The former vice presidential candidate was one of 48 candidates who ran in a special U.S. House election to replace former Rep. Don Young, who died in March. Palin received the largest share of votes in the 48-way primary in June, but lost the August general election to Peltola after the field was narrowed to just three choices.

On Nov. 8, Palin again faced Peltola, along with Republican Nick Begich and Libertarian Chris Bye.

Palin has made railing against ranked choice voting a hallmark of her campaign.

Ranked-choice voting and the new open primary system are credited by political observers for allowing Peltola to beat her Republican rivals in a state won by Trump by double digits in 2020. But they also point to Republican infighting and Palin’s high negative ratings as key factors in the U.S. House race that Peltola won.

Alaskans for Honest Government registered with the Federal Elections Commission in mid-October. In the week leading up to the election, the group spent $20,000 opposing Sen. Lisa Murkowski in the U.S. Senate race and Peltola in the U.S. House race. Additional information about the group’s donors and cash-on-hand was not immediately available, and group organizers declined to say who their current financial backers are.
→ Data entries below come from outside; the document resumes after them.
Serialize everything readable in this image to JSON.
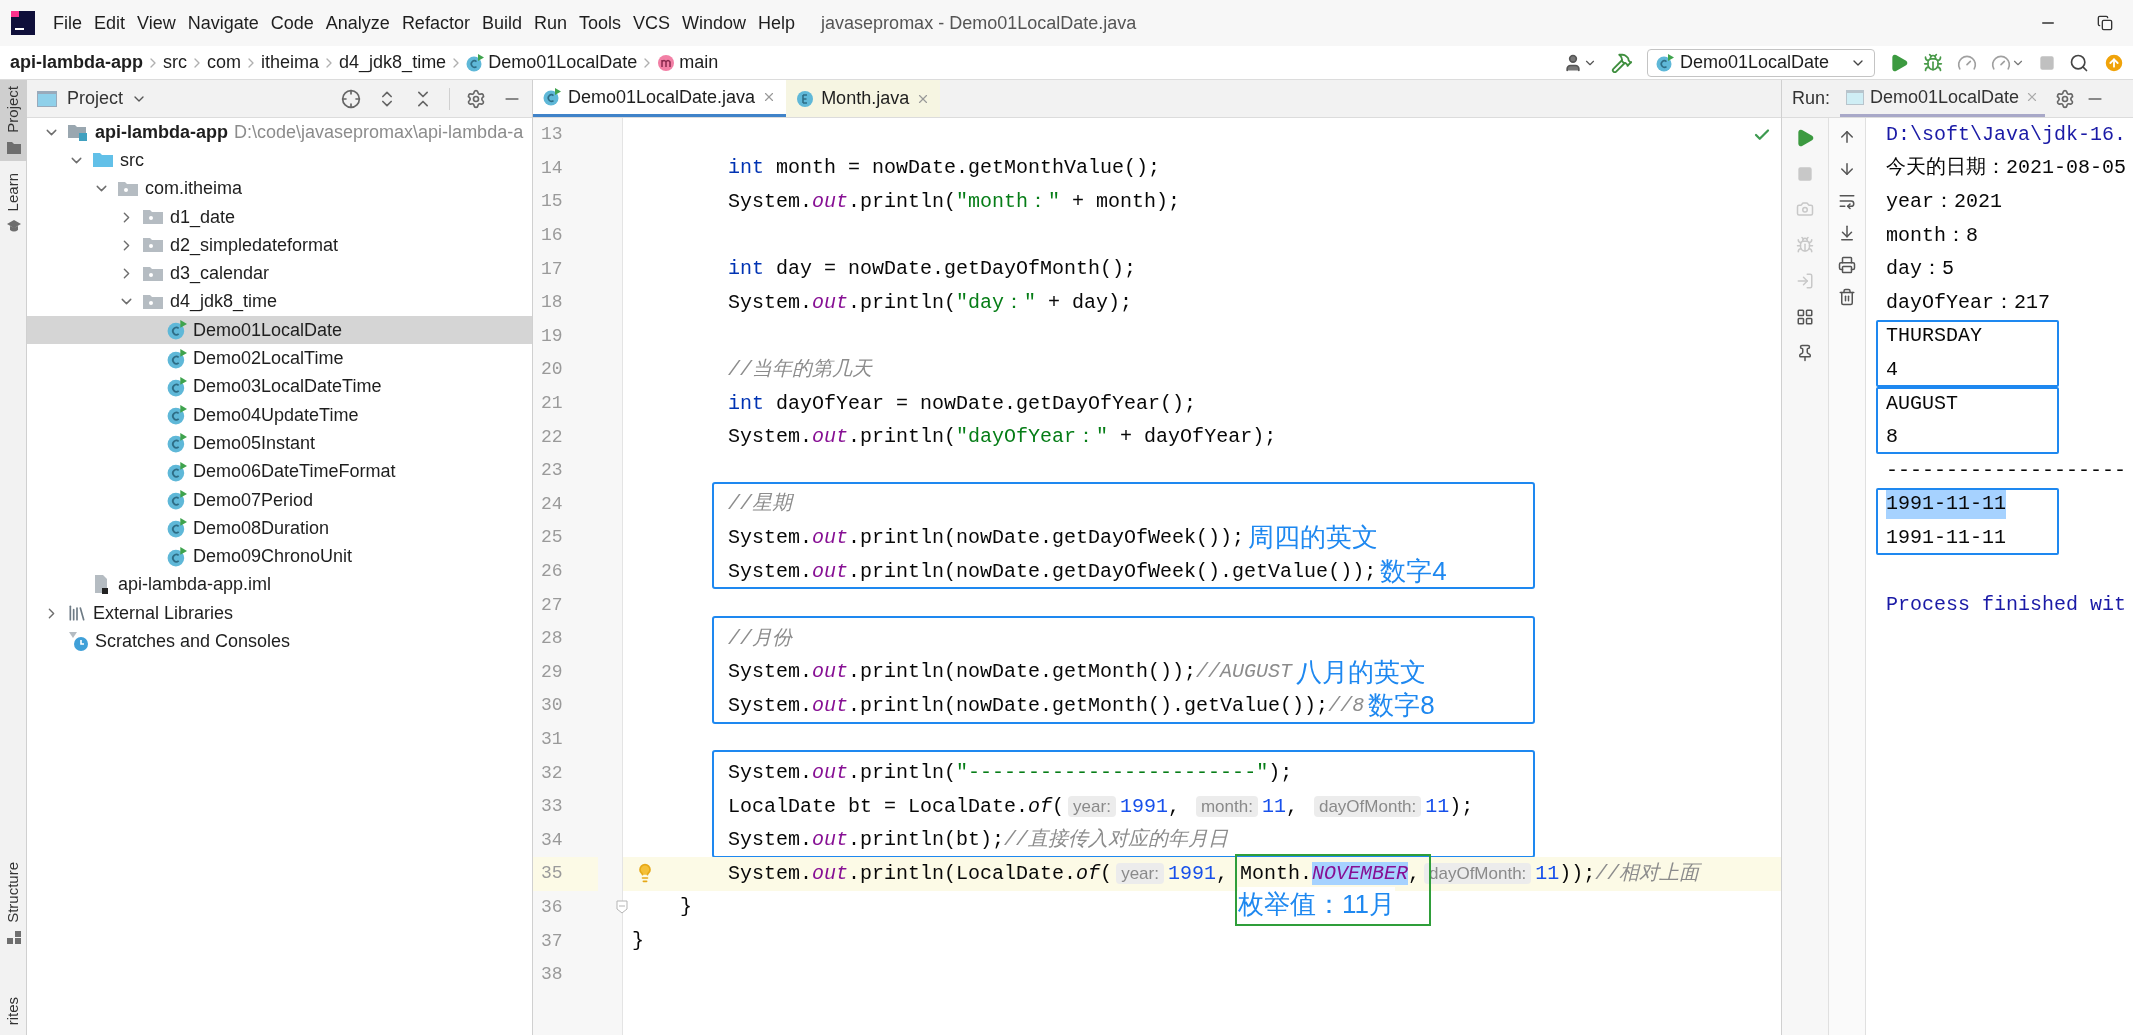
{
  "window": {
    "title": "javasepromax - Demo01LocalDate.java"
  },
  "menu": [
    "File",
    "Edit",
    "View",
    "Navigate",
    "Code",
    "Analyze",
    "Refactor",
    "Build",
    "Run",
    "Tools",
    "VCS",
    "Window",
    "Help"
  ],
  "breadcrumbs": [
    {
      "label": "api-lambda-app",
      "kind": "project"
    },
    {
      "label": "src",
      "kind": "plain"
    },
    {
      "label": "com",
      "kind": "plain"
    },
    {
      "label": "itheima",
      "kind": "plain"
    },
    {
      "label": "d4_jdk8_time",
      "kind": "plain"
    },
    {
      "label": "Demo01LocalDate",
      "kind": "class"
    },
    {
      "label": "main",
      "kind": "method"
    }
  ],
  "run_config": "Demo01LocalDate",
  "side_tabs_top": [
    {
      "label": "Project",
      "kind": "folder",
      "selected": true
    },
    {
      "label": "Learn",
      "kind": "learn",
      "selected": false
    }
  ],
  "side_tabs_bottom": [
    {
      "label": "Structure",
      "kind": "structure",
      "selected": false
    },
    {
      "label": "rites",
      "kind": "none",
      "selected": false
    }
  ],
  "project_panel": {
    "title": "Project",
    "tree": [
      {
        "label": "api-lambda-app",
        "kind": "module",
        "detail": "D:\\code\\javasepromax\\api-lambda-a",
        "expanded": true,
        "selected": false,
        "children": [
          {
            "label": "src",
            "kind": "source",
            "expanded": true,
            "selected": false,
            "children": [
              {
                "label": "com.itheima",
                "kind": "package",
                "expanded": true,
                "selected": false,
                "children": [
                  {
                    "label": "d1_date",
                    "kind": "package",
                    "expanded": false,
                    "selected": false
                  },
                  {
                    "label": "d2_simpledateformat",
                    "kind": "package",
                    "expanded": false,
                    "selected": false
                  },
                  {
                    "label": "d3_calendar",
                    "kind": "package",
                    "expanded": false,
                    "selected": false
                  },
                  {
                    "label": "d4_jdk8_time",
                    "kind": "package",
                    "expanded": true,
                    "selected": false,
                    "children": [
                      {
                        "label": "Demo01LocalDate",
                        "kind": "class",
                        "selected": true
                      },
                      {
                        "label": "Demo02LocalTime",
                        "kind": "class",
                        "selected": false
                      },
                      {
                        "label": "Demo03LocalDateTime",
                        "kind": "class",
                        "selected": false
                      },
                      {
                        "label": "Demo04UpdateTime",
                        "kind": "class",
                        "selected": false
                      },
                      {
                        "label": "Demo05Instant",
                        "kind": "class",
                        "selected": false
                      },
                      {
                        "label": "Demo06DateTimeFormat",
                        "kind": "class",
                        "selected": false
                      },
                      {
                        "label": "Demo07Period",
                        "kind": "class",
                        "selected": false
                      },
                      {
                        "label": "Demo08Duration",
                        "kind": "class",
                        "selected": false
                      },
                      {
                        "label": "Demo09ChronoUnit",
                        "kind": "class",
                        "selected": false
                      }
                    ]
                  }
                ]
              }
            ]
          },
          {
            "label": "api-lambda-app.iml",
            "kind": "file",
            "selected": false
          }
        ]
      },
      {
        "label": "External Libraries",
        "kind": "libraries",
        "expanded": false,
        "selected": false
      },
      {
        "label": "Scratches and Consoles",
        "kind": "scratches",
        "selected": false
      }
    ]
  },
  "editor": {
    "tabs": [
      {
        "label": "Demo01LocalDate.java",
        "kind": "class",
        "selected": true
      },
      {
        "label": "Month.java",
        "kind": "enum",
        "selected": false
      }
    ],
    "blocks": [
      {
        "boxed": false,
        "lines": [
          {
            "number": "13",
            "kind": "plain",
            "current": false
          },
          {
            "number": "14",
            "kind": "plain",
            "current": false,
            "tokens": [
              {
                "kind": "keyword",
                "text": "        int"
              },
              {
                "kind": "plain",
                "text": " month = nowDate.getMonthValue();"
              }
            ]
          },
          {
            "number": "15",
            "kind": "plain",
            "current": false,
            "tokens": [
              {
                "kind": "plain",
                "text": "        System."
              },
              {
                "kind": "field",
                "text": "out"
              },
              {
                "kind": "plain",
                "text": ".println("
              },
              {
                "kind": "string",
                "text": "\"month：\""
              },
              {
                "kind": "plain",
                "text": " + month);"
              }
            ]
          },
          {
            "number": "16",
            "kind": "plain",
            "current": false
          },
          {
            "number": "17",
            "kind": "plain",
            "current": false,
            "tokens": [
              {
                "kind": "keyword",
                "text": "        int"
              },
              {
                "kind": "plain",
                "text": " day = nowDate.getDayOfMonth();"
              }
            ]
          },
          {
            "number": "18",
            "kind": "plain",
            "current": false,
            "tokens": [
              {
                "kind": "plain",
                "text": "        System."
              },
              {
                "kind": "field",
                "text": "out"
              },
              {
                "kind": "plain",
                "text": ".println("
              },
              {
                "kind": "string",
                "text": "\"day：\""
              },
              {
                "kind": "plain",
                "text": " + day);"
              }
            ]
          },
          {
            "number": "19",
            "kind": "plain",
            "current": false
          },
          {
            "number": "20",
            "kind": "plain",
            "current": false,
            "tokens": [
              {
                "kind": "comment",
                "text": "        //当年的第几天"
              }
            ]
          },
          {
            "number": "21",
            "kind": "plain",
            "current": false,
            "tokens": [
              {
                "kind": "keyword",
                "text": "        int"
              },
              {
                "kind": "plain",
                "text": " dayOfYear = nowDate.getDayOfYear();"
              }
            ]
          },
          {
            "number": "22",
            "kind": "plain",
            "current": false,
            "tokens": [
              {
                "kind": "plain",
                "text": "        System."
              },
              {
                "kind": "field",
                "text": "out"
              },
              {
                "kind": "plain",
                "text": ".println("
              },
              {
                "kind": "string",
                "text": "\"dayOfYear：\""
              },
              {
                "kind": "plain",
                "text": " + dayOfYear);"
              }
            ]
          },
          {
            "number": "23",
            "kind": "plain",
            "current": false
          }
        ]
      },
      {
        "boxed": true,
        "lines": [
          {
            "number": "24",
            "kind": "plain",
            "current": false,
            "tokens": [
              {
                "kind": "comment",
                "text": "        //星期"
              }
            ]
          },
          {
            "number": "25",
            "kind": "plain",
            "current": false,
            "tokens": [
              {
                "kind": "plain",
                "text": "        System."
              },
              {
                "kind": "field",
                "text": "out"
              },
              {
                "kind": "plain",
                "text": ".println(nowDate.getDayOfWeek());"
              }
            ],
            "note": "周四的英文"
          },
          {
            "number": "26",
            "kind": "plain",
            "current": false,
            "tokens": [
              {
                "kind": "plain",
                "text": "        System."
              },
              {
                "kind": "field",
                "text": "out"
              },
              {
                "kind": "plain",
                "text": ".println(nowDate.getDayOfWeek().getValue());"
              }
            ],
            "note": "数字4"
          }
        ]
      },
      {
        "boxed": false,
        "lines": [
          {
            "number": "27",
            "kind": "plain",
            "current": false
          }
        ]
      },
      {
        "boxed": true,
        "lines": [
          {
            "number": "28",
            "kind": "plain",
            "current": false,
            "tokens": [
              {
                "kind": "comment",
                "text": "        //月份"
              }
            ]
          },
          {
            "number": "29",
            "kind": "plain",
            "current": false,
            "tokens": [
              {
                "kind": "plain",
                "text": "        System."
              },
              {
                "kind": "field",
                "text": "out"
              },
              {
                "kind": "plain",
                "text": ".println(nowDate.getMonth());"
              },
              {
                "kind": "comment",
                "text": "//AUGUST"
              }
            ],
            "note": "八月的英文"
          },
          {
            "number": "30",
            "kind": "plain",
            "current": false,
            "tokens": [
              {
                "kind": "plain",
                "text": "        System."
              },
              {
                "kind": "field",
                "text": "out"
              },
              {
                "kind": "plain",
                "text": ".println(nowDate.getMonth().getValue());"
              },
              {
                "kind": "comment",
                "text": "//8"
              }
            ],
            "note": "数字8"
          }
        ]
      },
      {
        "boxed": false,
        "lines": [
          {
            "number": "31",
            "kind": "plain",
            "current": false
          }
        ]
      },
      {
        "boxed": true,
        "lines": [
          {
            "number": "32",
            "kind": "plain",
            "current": false,
            "tokens": [
              {
                "kind": "plain",
                "text": "        System."
              },
              {
                "kind": "field",
                "text": "out"
              },
              {
                "kind": "plain",
                "text": ".println("
              },
              {
                "kind": "string",
                "text": "\"------------------------\""
              },
              {
                "kind": "plain",
                "text": ");"
              }
            ]
          },
          {
            "number": "33",
            "kind": "plain",
            "current": false,
            "tokens": [
              {
                "kind": "plain",
                "text": "        LocalDate bt = LocalDate."
              },
              {
                "kind": "static",
                "text": "of"
              },
              {
                "kind": "plain",
                "text": "("
              },
              {
                "kind": "hint",
                "text": "year:"
              },
              {
                "kind": "number",
                "text": "1991"
              },
              {
                "kind": "plain",
                "text": ", "
              },
              {
                "kind": "hint",
                "text": "month:"
              },
              {
                "kind": "number",
                "text": "11"
              },
              {
                "kind": "plain",
                "text": ", "
              },
              {
                "kind": "hint",
                "text": "dayOfMonth:"
              },
              {
                "kind": "number",
                "text": "11"
              },
              {
                "kind": "plain",
                "text": ");"
              }
            ]
          },
          {
            "number": "34",
            "kind": "plain",
            "current": false,
            "tokens": [
              {
                "kind": "plain",
                "text": "        System."
              },
              {
                "kind": "field",
                "text": "out"
              },
              {
                "kind": "plain",
                "text": ".println(bt);"
              },
              {
                "kind": "comment",
                "text": "//直接传入对应的年月日"
              }
            ]
          }
        ]
      },
      {
        "boxed": false,
        "lines": [
          {
            "number": "35",
            "kind": "bulb",
            "current": true,
            "tokens": [
              {
                "kind": "plain",
                "text": "        System."
              },
              {
                "kind": "field",
                "text": "out"
              },
              {
                "kind": "plain",
                "text": ".println(LocalDate."
              },
              {
                "kind": "static",
                "text": "of"
              },
              {
                "kind": "plain",
                "text": "("
              },
              {
                "kind": "hint",
                "text": "year:"
              },
              {
                "kind": "number",
                "text": "1991"
              },
              {
                "kind": "plain",
                "text": ", "
              },
              {
                "kind": "callout",
                "note": "枚举值：11月",
                "tokens": [
                  {
                    "kind": "plain",
                    "text": "Month."
                  },
                  {
                    "kind": "selected_field",
                    "text": "NOVEMBER"
                  },
                  {
                    "kind": "plain",
                    "text": ","
                  }
                ]
              },
              {
                "kind": "hint",
                "text": "dayOfMonth:"
              },
              {
                "kind": "number",
                "text": "11"
              },
              {
                "kind": "plain",
                "text": "));"
              },
              {
                "kind": "comment",
                "text": "//相对上面"
              }
            ]
          },
          {
            "number": "36",
            "kind": "fold",
            "current": false,
            "tokens": [
              {
                "kind": "plain",
                "text": "    }"
              }
            ]
          },
          {
            "number": "37",
            "kind": "plain",
            "current": false,
            "tokens": [
              {
                "kind": "plain",
                "text": "}"
              }
            ]
          },
          {
            "number": "38",
            "kind": "plain",
            "current": false
          }
        ]
      }
    ]
  },
  "run_panel": {
    "label": "Run:",
    "tab": "Demo01LocalDate",
    "console": [
      {
        "boxed": false,
        "lines": [
          {
            "kind": "system",
            "text": "D:\\soft\\Java\\jdk-16."
          },
          {
            "kind": "output",
            "text": "今天的日期：2021-08-05"
          },
          {
            "kind": "output",
            "text": "year：2021"
          },
          {
            "kind": "output",
            "text": "month：8"
          },
          {
            "kind": "output",
            "text": "day：5"
          },
          {
            "kind": "output",
            "text": "dayOfYear：217"
          }
        ]
      },
      {
        "boxed": true,
        "lines": [
          {
            "kind": "output",
            "text": "THURSDAY"
          },
          {
            "kind": "output",
            "text": "4"
          }
        ]
      },
      {
        "boxed": true,
        "lines": [
          {
            "kind": "output",
            "text": "AUGUST"
          },
          {
            "kind": "output",
            "text": "8"
          }
        ]
      },
      {
        "boxed": false,
        "lines": [
          {
            "kind": "output",
            "text": "--------------------"
          }
        ]
      },
      {
        "boxed": true,
        "lines": [
          {
            "kind": "selected",
            "text": "1991-11-11"
          },
          {
            "kind": "output",
            "text": "1991-11-11"
          }
        ]
      },
      {
        "boxed": false,
        "lines": [
          {
            "kind": "exit",
            "text": "Process finished wit"
          }
        ]
      }
    ]
  }
}
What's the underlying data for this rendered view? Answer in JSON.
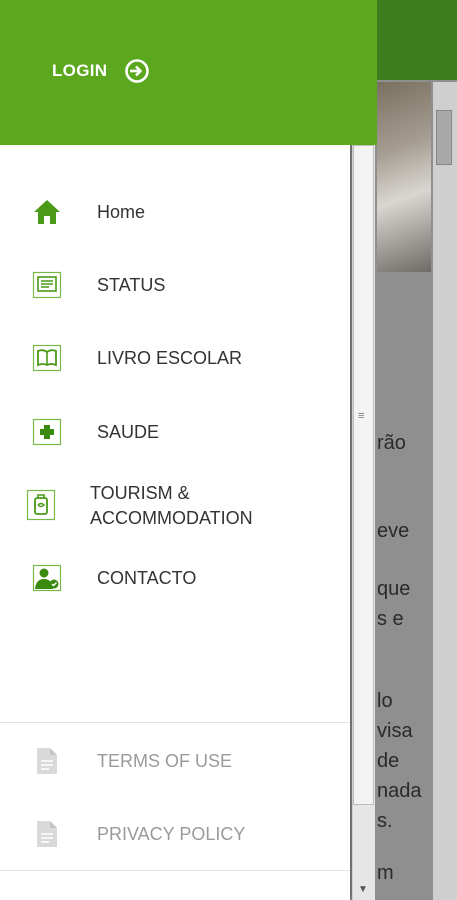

The group also registered as an entity with the Alaska Political Offices Commission on Nov. 1, with Phillip Izon as the entity’s officer. The three-member initiative committee includes Izon, Jaime Donley and Art Mathias. At an event hosted at the Wellspring Ministries on Thursday evening — where Mathias is founder and president — the group’s leaders said they planned to submit the initiative petition to Lt. Gov. Kevin Meyer by Nov. 30 — the first step to get the question put to voters on the 2024 ballot.

To do so, the group must first gather 100 signatures from qualified registered voters. Many of the dozens of audience members at the Anchorage event signed the petition. The group is planning several additional events in the coming days in the Mat-Su region and Fairbanks.

If certified by the lieutenant governor, the initiative group has a year to collect signatures from qualified registered voters. They must collect a number equal to at least 10% of those who voted in the preceding general election from places representing the majority of the state. Group leaders said they intended to gather more than 40,000 signatures and expected their effort would cost millions of dollars.

In 2020, the ballot initiative that put ranked choice voting in Alaska law was backed to the tune of millions by Outside groups, including Unite America and FairVote Action Fund, which advocate for voting reform nationwide and are funded by deep-pocketed individuals from out-of-state. Alaskans for Better Elections collected more than 40,000 signatures to put their initiative on the ballot. The measure passed narrowly by a margin of less than 4,000 votes, in a result that was confirmed by an election audit.